Teilhard de Chardin est, comme beaucoup de mystiques, un actif. Il puise les ressources de son action, de ses recherches et découvertes scientifiques, dans la contemplation de Dieu et la vision du monde en évolution qui va avec et dans lesquelles « il voit » Dieu – ce qu’il appelle la diaphanie* (les astérisques renvoient au Glossaire, en fin d’article). C’est bien dans cette hauteur de vue, cette mystique au service de laquelle sont mises toutes ses connaissances scientifiques, que Teilhard élabore la théologie évolutionniste et vivante qui le caractérise.

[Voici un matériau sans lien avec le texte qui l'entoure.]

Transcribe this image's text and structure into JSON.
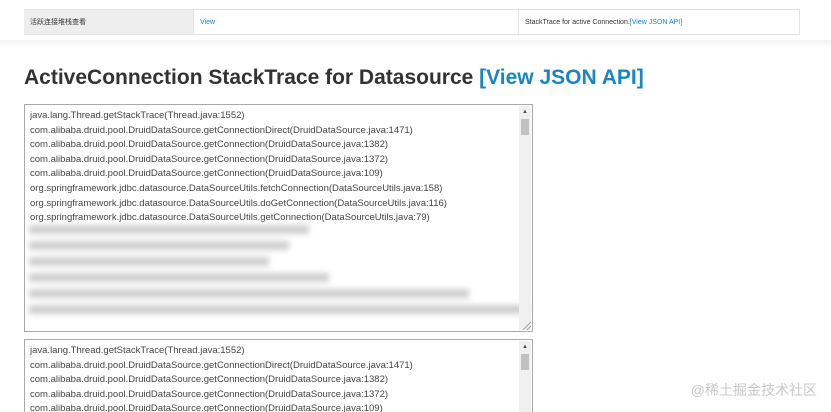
{
  "top_table": {
    "col1": "活跃连接堆栈查看",
    "col2_link": "View",
    "col3_text": "StackTrace for active Connection.",
    "col3_link": "[View JSON API]"
  },
  "heading": {
    "title": "ActiveConnection StackTrace for Datasource",
    "link": "[View JSON API]"
  },
  "trace_box_1": {
    "lines": [
      "java.lang.Thread.getStackTrace(Thread.java:1552)",
      "com.alibaba.druid.pool.DruidDataSource.getConnectionDirect(DruidDataSource.java:1471)",
      "com.alibaba.druid.pool.DruidDataSource.getConnection(DruidDataSource.java:1382)",
      "com.alibaba.druid.pool.DruidDataSource.getConnection(DruidDataSource.java:1372)",
      "com.alibaba.druid.pool.DruidDataSource.getConnection(DruidDataSource.java:109)",
      "org.springframework.jdbc.datasource.DataSourceUtils.fetchConnection(DataSourceUtils.java:158)",
      "org.springframework.jdbc.datasource.DataSourceUtils.doGetConnection(DataSourceUtils.java:116)",
      "org.springframework.jdbc.datasource.DataSourceUtils.getConnection(DataSourceUtils.java:79)"
    ]
  },
  "trace_box_2": {
    "lines": [
      "java.lang.Thread.getStackTrace(Thread.java:1552)",
      "com.alibaba.druid.pool.DruidDataSource.getConnectionDirect(DruidDataSource.java:1471)",
      "com.alibaba.druid.pool.DruidDataSource.getConnection(DruidDataSource.java:1382)",
      "com.alibaba.druid.pool.DruidDataSource.getConnection(DruidDataSource.java:1372)",
      "com.alibaba.druid.pool.DruidDataSource.getConnection(DruidDataSource.java:109)"
    ]
  },
  "scroll_icons": {
    "up": "▲",
    "down": "▼"
  },
  "colors": {
    "link": "#1b84c3",
    "heading": "#333333",
    "border": "#a9a9a9"
  },
  "watermark": "@稀土掘金技术社区"
}
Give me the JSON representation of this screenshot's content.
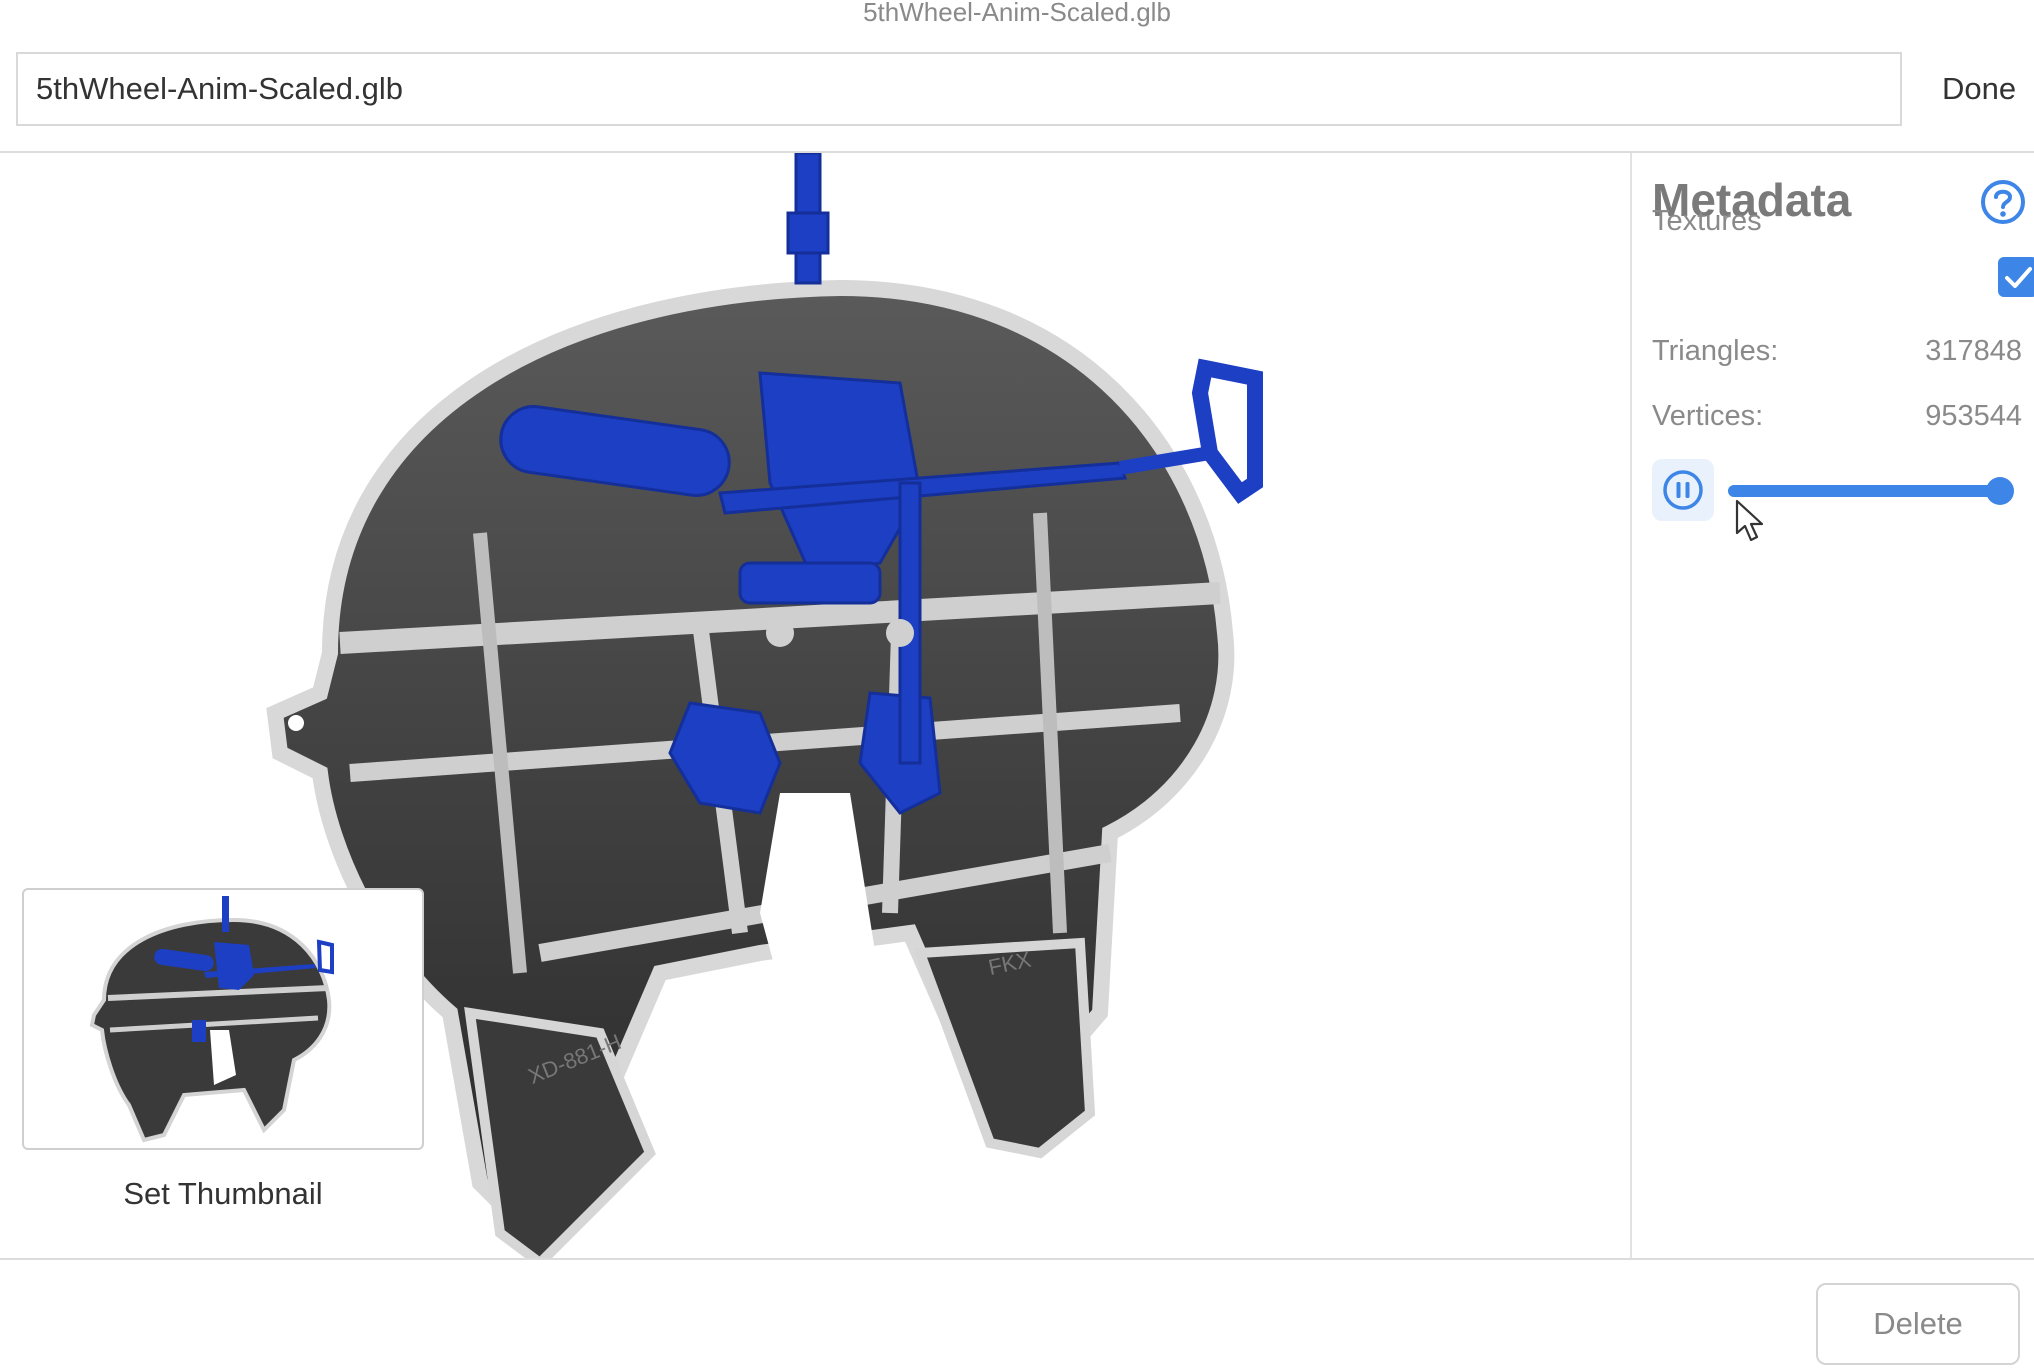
{
  "window": {
    "title": "5thWheel-Anim-Scaled.glb"
  },
  "header": {
    "name_value": "5thWheel-Anim-Scaled.glb",
    "done_label": "Done"
  },
  "viewport": {
    "model_labels": [
      "XD-881-H",
      "FKX"
    ],
    "thumbnail_caption": "Set Thumbnail"
  },
  "metadata": {
    "title": "Metadata",
    "help_icon": "question-circle-icon",
    "textures_label": "Textures",
    "textures_checked": true,
    "triangles_label": "Triangles:",
    "triangles_value": "317848",
    "vertices_label": "Vertices:",
    "vertices_value": "953544",
    "animation": {
      "state_icon": "pause-icon",
      "progress": 0.95
    }
  },
  "footer": {
    "delete_label": "Delete"
  },
  "colors": {
    "accent": "#3d85e6",
    "model_blue": "#1c3fc4",
    "model_metal": "#3a3a3a"
  }
}
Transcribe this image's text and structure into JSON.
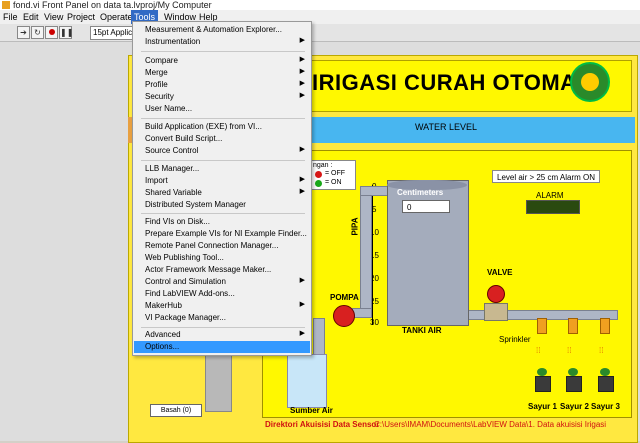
{
  "window": {
    "title": "fond.vi Front Panel on data ta.lvproj/My Computer"
  },
  "menubar": [
    "File",
    "Edit",
    "View",
    "Project",
    "Operate",
    "Tools",
    "Window",
    "Help"
  ],
  "toolbar": {
    "font_select": "15pt Applic"
  },
  "tools_menu": {
    "items": [
      {
        "label": "Measurement & Automation Explorer...",
        "submenu": false
      },
      {
        "label": "Instrumentation",
        "submenu": true
      },
      {
        "label": "Compare",
        "submenu": true
      },
      {
        "label": "Merge",
        "submenu": true
      },
      {
        "label": "Profile",
        "submenu": true
      },
      {
        "label": "Security",
        "submenu": true
      },
      {
        "label": "User Name...",
        "submenu": false
      },
      {
        "label": "Build Application (EXE) from VI...",
        "submenu": false
      },
      {
        "label": "Convert Build Script...",
        "submenu": false
      },
      {
        "label": "Source Control",
        "submenu": true
      },
      {
        "label": "LLB Manager...",
        "submenu": false
      },
      {
        "label": "Import",
        "submenu": true
      },
      {
        "label": "Shared Variable",
        "submenu": true
      },
      {
        "label": "Distributed System Manager",
        "submenu": false
      },
      {
        "label": "Find VIs on Disk...",
        "submenu": false
      },
      {
        "label": "Prepare Example VIs for NI Example Finder...",
        "submenu": false
      },
      {
        "label": "Remote Panel Connection Manager...",
        "submenu": false
      },
      {
        "label": "Web Publishing Tool...",
        "submenu": false
      },
      {
        "label": "Actor Framework Message Maker...",
        "submenu": false
      },
      {
        "label": "Control and Simulation",
        "submenu": true
      },
      {
        "label": "Find LabVIEW Add-ons...",
        "submenu": false
      },
      {
        "label": "MakerHub",
        "submenu": true
      },
      {
        "label": "VI Package Manager...",
        "submenu": false
      },
      {
        "label": "Advanced",
        "submenu": true
      },
      {
        "label": "Options...",
        "submenu": false,
        "highlighted": true
      }
    ]
  },
  "panel": {
    "title": "IRIGASI CURAH OTOMATIS",
    "water_level_label": "WATER LEVEL",
    "legend": {
      "heading": "ngan :",
      "off": "= OFF",
      "on": "= ON"
    },
    "tank_label": "Centimeters",
    "tank_value": "0",
    "tank_name": "TANKI AIR",
    "pipe_label": "PIPA",
    "pump_label": "POMPA",
    "valve_label": "VALVE",
    "sprinkler_label": "Sprinkler",
    "status_text": "Level air > 25 cm  Alarm ON",
    "alarm_label": "ALARM",
    "source_label": "Sumber Air",
    "basah_label": "Basah (0)",
    "scale_ticks": [
      "0",
      "5",
      "10",
      "15",
      "20",
      "25",
      "30"
    ],
    "veg": [
      "Sayur 1",
      "Sayur 2",
      "Sayur 3"
    ],
    "footer_label": "Direktori Akuisisi Data Sensor",
    "footer_path": "C:\\Users\\IMAM\\Documents\\LabVIEW Data\\1. Data akuisisi Irigasi"
  },
  "colors": {
    "panel_yellow": "#fff800",
    "water_bar": "#48b6f0",
    "menu_highlight": "#3399ff",
    "footer_red": "#d01010"
  }
}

  Pierre Teilhard est un phénoménologue* : il regarde les choses, cherche à en percer le mystère, le sens. Paléologue, son regard porte loin en arrière. L’évolution est une évidence qui s’impose. À l’infini de l’espace et l’infini du temps de Pascal, il ajoute un troisième infini qui est l’infiniment complexe. Pour Teilhard, la matière se diversifie à l’extrême, se complexifie dans le foisonnement du vivant, sous l’action créatrice de l’énergie divine de telle sorte qu’apparaît la pensée, l’immatériel issu du matériel. La matière se spiritualise et par là, c’est le cosmos qui se spiritualise dans un infini atemporel et immatériel. De la matière brute à l’algue bleue, de l’océan primitif suivi par l’apparition de la vie, Teilhard voit cette évolution qui, par stades successifs, va de la cosmogénèse* à la biogénèse* et l’anthropogenèse*. Le « phénomène humain » (titre d’un de ses ouvrages de base) illustre cette émergence d’un « toujours plus » de conscience et d’esprit.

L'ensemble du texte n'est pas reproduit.